The Viper (Untamed Hearts #1)(3)
“My luck isn’t all that great either,” she confessed as she squeezed his hand back rather than pull away. “Obviously.”
“Feel better. I promise you a messed up arm’s gonna end a lot better than what this accident is gonna do to me. You’ll get your revenge, chica.”
She heard the nervousness over the drinks he had. He was likely facing a DUI. He could’ve taken off like the other driver. Instead he was sitting there, jacketless, holding her hand.
“You should leave,” she whispered. “Go, and I’ll forget what your truck looked like. See if it’s still drivable.”

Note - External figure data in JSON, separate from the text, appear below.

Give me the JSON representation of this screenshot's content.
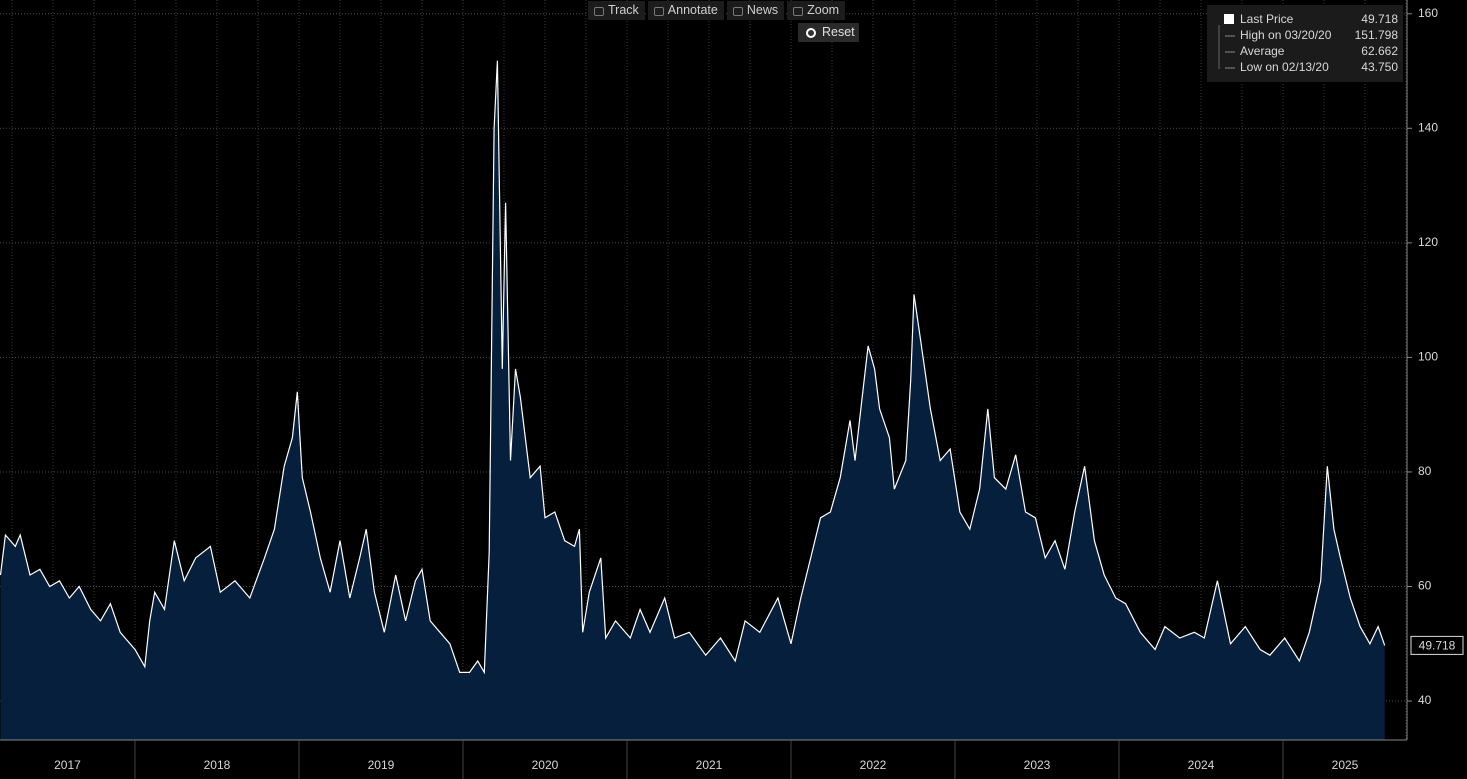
{
  "toolbar": {
    "buttons": [
      "Track",
      "Annotate",
      "News",
      "Zoom"
    ],
    "reset": "Reset"
  },
  "chart_data": {
    "type": "area",
    "series": [
      {
        "name": "Last Price",
        "color": "#ffffff",
        "fill": "#061f3c",
        "x": [
          2017.18,
          2017.21,
          2017.27,
          2017.3,
          2017.36,
          2017.42,
          2017.48,
          2017.54,
          2017.6,
          2017.66,
          2017.73,
          2017.79,
          2017.85,
          2017.91,
          2018.0,
          2018.06,
          2018.09,
          2018.12,
          2018.18,
          2018.24,
          2018.3,
          2018.37,
          2018.46,
          2018.52,
          2018.61,
          2018.7,
          2018.79,
          2018.85,
          2018.91,
          2018.96,
          2018.99,
          2019.02,
          2019.07,
          2019.13,
          2019.19,
          2019.25,
          2019.31,
          2019.37,
          2019.41,
          2019.46,
          2019.52,
          2019.59,
          2019.65,
          2019.71,
          2019.75,
          2019.8,
          2019.86,
          2019.92,
          2019.98,
          2020.04,
          2020.09,
          2020.13,
          2020.16,
          2020.19,
          2020.21,
          2020.24,
          2020.26,
          2020.29,
          2020.32,
          2020.35,
          2020.41,
          2020.47,
          2020.5,
          2020.56,
          2020.62,
          2020.68,
          2020.71,
          2020.73,
          2020.77,
          2020.84,
          2020.87,
          2020.93,
          2021.02,
          2021.08,
          2021.14,
          2021.23,
          2021.29,
          2021.38,
          2021.48,
          2021.57,
          2021.66,
          2021.72,
          2021.81,
          2021.92,
          2022.0,
          2022.06,
          2022.12,
          2022.18,
          2022.24,
          2022.3,
          2022.36,
          2022.39,
          2022.43,
          2022.47,
          2022.51,
          2022.54,
          2022.6,
          2022.63,
          2022.7,
          2022.73,
          2022.75,
          2022.79,
          2022.85,
          2022.91,
          2022.97,
          2023.03,
          2023.09,
          2023.15,
          2023.2,
          2023.24,
          2023.31,
          2023.37,
          2023.43,
          2023.49,
          2023.55,
          2023.61,
          2023.67,
          2023.73,
          2023.79,
          2023.85,
          2023.91,
          2023.98,
          2024.04,
          2024.13,
          2024.22,
          2024.28,
          2024.37,
          2024.46,
          2024.52,
          2024.6,
          2024.68,
          2024.77,
          2024.86,
          2024.92,
          2025.01,
          2025.1,
          2025.16,
          2025.23,
          2025.27,
          2025.31,
          2025.35,
          2025.41,
          2025.47,
          2025.53,
          2025.58,
          2025.62
        ],
        "values": [
          62,
          69,
          67,
          69,
          62,
          63,
          60,
          61,
          58,
          60,
          56,
          54,
          57,
          52,
          49,
          46,
          54,
          59,
          56,
          68,
          61,
          65,
          67,
          59,
          61,
          58,
          65,
          70,
          81,
          86,
          94,
          79,
          73,
          65,
          59,
          68,
          58,
          65,
          70,
          59,
          52,
          62,
          54,
          61,
          63,
          54,
          52,
          50,
          45,
          45,
          47,
          45,
          66,
          140,
          151.798,
          98,
          127,
          82,
          98,
          93,
          79,
          81,
          72,
          73,
          68,
          67,
          70,
          52,
          59,
          65,
          51,
          54,
          51,
          56,
          52,
          58,
          51,
          52,
          48,
          51,
          47,
          54,
          52,
          58,
          50,
          58,
          65,
          72,
          73,
          79,
          89,
          82,
          92,
          102,
          98,
          91,
          86,
          77,
          82,
          96,
          111,
          103,
          91,
          82,
          84,
          73,
          70,
          77,
          91,
          79,
          77,
          83,
          73,
          72,
          65,
          68,
          63,
          73,
          81,
          68,
          62,
          58,
          57,
          52,
          49,
          53,
          51,
          52,
          51,
          61,
          50,
          53,
          49,
          48,
          51,
          47,
          52,
          61,
          81,
          70,
          65,
          58,
          53,
          50,
          53,
          49.718
        ]
      }
    ],
    "xlim": [
      2017.177,
      2025.756
    ],
    "xticks": [
      2017,
      2018,
      2019,
      2020,
      2021,
      2022,
      2023,
      2024,
      2025
    ],
    "ylim": [
      33.2,
      162.4
    ],
    "yticks": [
      40,
      60,
      80,
      100,
      120,
      140,
      160
    ],
    "grid": true,
    "legend": {
      "position": "upper right",
      "entries": [
        {
          "label": "High on 03/20/20",
          "value": 151.798
        },
        {
          "label": "Average",
          "value": 62.662
        },
        {
          "label": "Low on 02/13/20",
          "value": 43.75,
          "value_label": "43.750"
        }
      ]
    }
  }
}
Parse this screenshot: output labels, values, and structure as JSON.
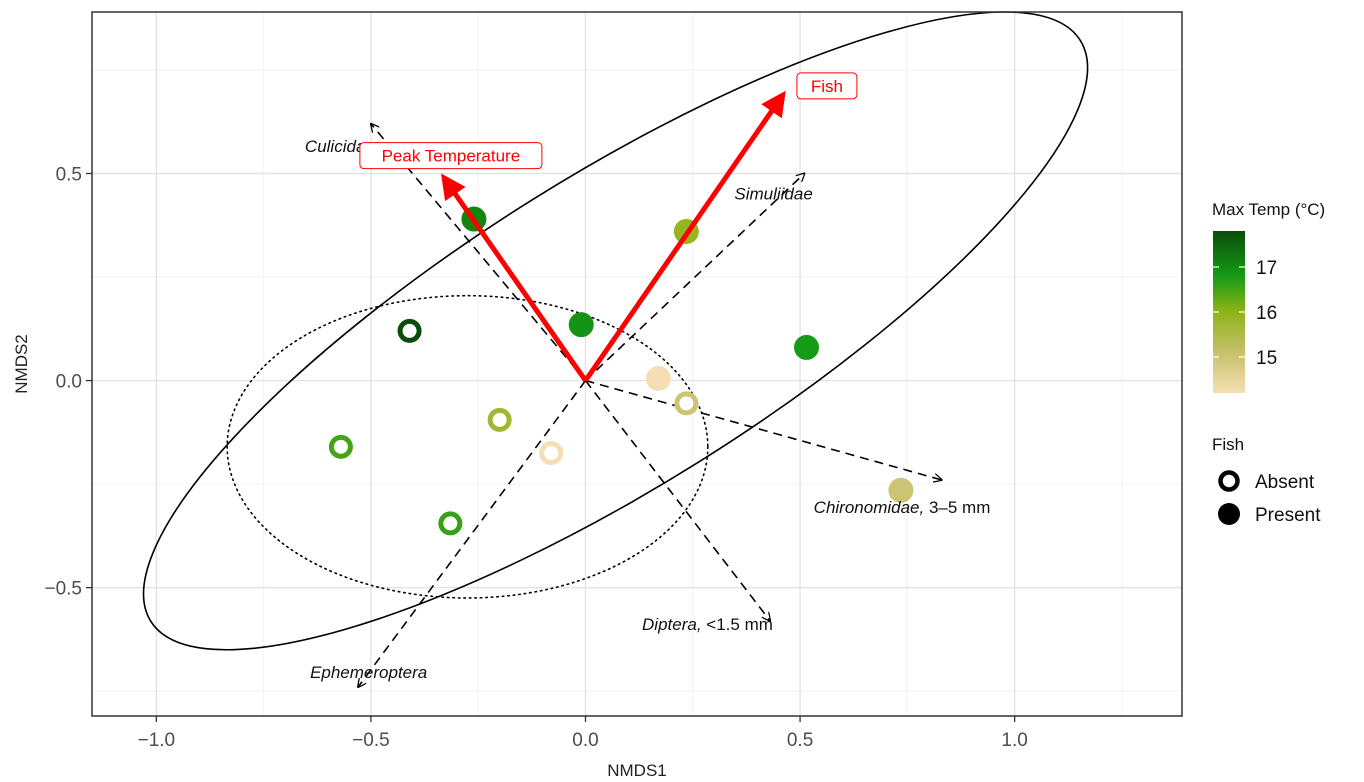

“I’m not leaving you.” He snorted as if the thought were ridiculous.
“But the drinking?”
“Your friend, Jules Wellings, she knew it was me who called 911. I met with her a couple of days ago hoping to get sponsored by the Cellar. Hell, I was staying with Chuito Garcia. He lives above her offices. She knows where to find me. I promise.” He gave her a sad smile, showing off white teeth. The bottom ones were a little crooked, making it obvious he hadn’t suffered through four years of braces like Katie had, but somehow that just added to his charm. “So we’ll just sit here together and face the bad luck head-on. That’s what I usually do. This time I got company. It’s all good.”
She looked back to this stranger with no little amount of admiration for his courage. He was a fighter. Even if he hadn’t just admitted to it, he had the look of a man who spent his days working out in the Cellar.
The Cuthouse Cellar, Garnet’s one claim to fame, was a state-of-the-art MMA training center in town. Every day it seemed more up-and-coming fighters chose the Cellar as their training camp. It was clear he was one of those men who came here looking for fame and glory, but unfortunately for this one, his life collided with hers instead.
What a shame.
She was still staring at him in amazement. Her intrigue with him was enough to keep her from crying. The pain still throbbed in her arm, radiating out to the rapid thump, thump, thump of her heartbeat, but with him near, it was almost as if that crazy strength it took to be an MMA fighter was rubbing off.
“Does it work?” she whispered.
He frowned. “Does what work?”
“Just f-facing it head-on?” she clarified. “The bad luck?”
He seemed to consider that for a moment before he grinned. “At least you know when the next punch is coming. Nothing worse than getting blindsided, right?”
“Right,” she agreed softly, looking down to her arm, trying to see how bad the damage was. All she saw was the blood. It made her stomach lurch, and she looked over to the fighter once more. “I’m gonna try that. F-facing things. Not hiding from my problems anymore.”
“Where I come from, teenagers would f*ck with me when I was young. Hard kids. Thugs. Nothing fazed them. They’d use anyone to get the job done. They’d make eight-year-olds run their drugs if it kept the heat off them, and I wasn’t ready for all that. Then I figured out it was harder for them to threaten me if I was looking them dead in the eye.” He squeezed her hand once more. “That’s the one thing they can’t take from you. Your courage.”
“I’m not courageous,” she admitted, feeling her cheeks heat despite everything. “I’m the exact opposite o-of courageous.”
“You seem pretty brave to me.” He tilted his head to look at her with noticeable admiration. “All the girls I know would be freaking out and screaming their heads off right about now.”
The wail of sirens had him jumping out of the car before she could respond. He faced a possible DUI head-on, without even flinching. She watched him wave down Sheriff Conner, who beat the ambulance to the accident site. The sheriff came flying out of the car. He didn’t pay more than a passing glance to the young fighter other than to say, “Don’t you be going anywhere, boy.”
Then he was crawling into the passenger side of her car, filling up the small space with his powerful presence. She always forgot just how big the sheriff was until she was next to him. He was one seriously large fella, but Katie’s mind was on her fighter standing out in the snow without a jacket.
The sheriff touched the pulse point at her neck and shined a light in her eyes as he asked, “How ya doing, Katie?”
“O-okay. Listen, Sheriff—”
“Jules is calling your brother. She wanted me to tell you that she’ll make sure he meets you at Mercy General.” The sheriff leaned over her, shining his flashlight toward the door that held her arm trapped. “We need to make sure you don’t move until Tommy and the fire department get out here.”
“Yeah, but Sheriff—”
The sheriff picked up the radio on his hip and started speaking into it. Most of what he was saying was police jargon, but she got the gist of it. They needed bigger equipment out here to cut her out of this car. The fear washed over her in icy-hot waves. She used her good hand to pull the fighter’s jacket tighter around her, seeking comfort from it. Her instinct was to start crying again, but she realized now why her thoughts were scattered in other directions besides the pain. Extreme shock had settled in at some point. Her arm was still hurting, but her acknowledgment of it had faded to the background.
More sirens wailed in the distance. Help was coming. She should be relieved, but instead she looked back to the fighter, standing there illuminated by her headlights. The snow was falling in his dark hair and resting on his broad shoulders.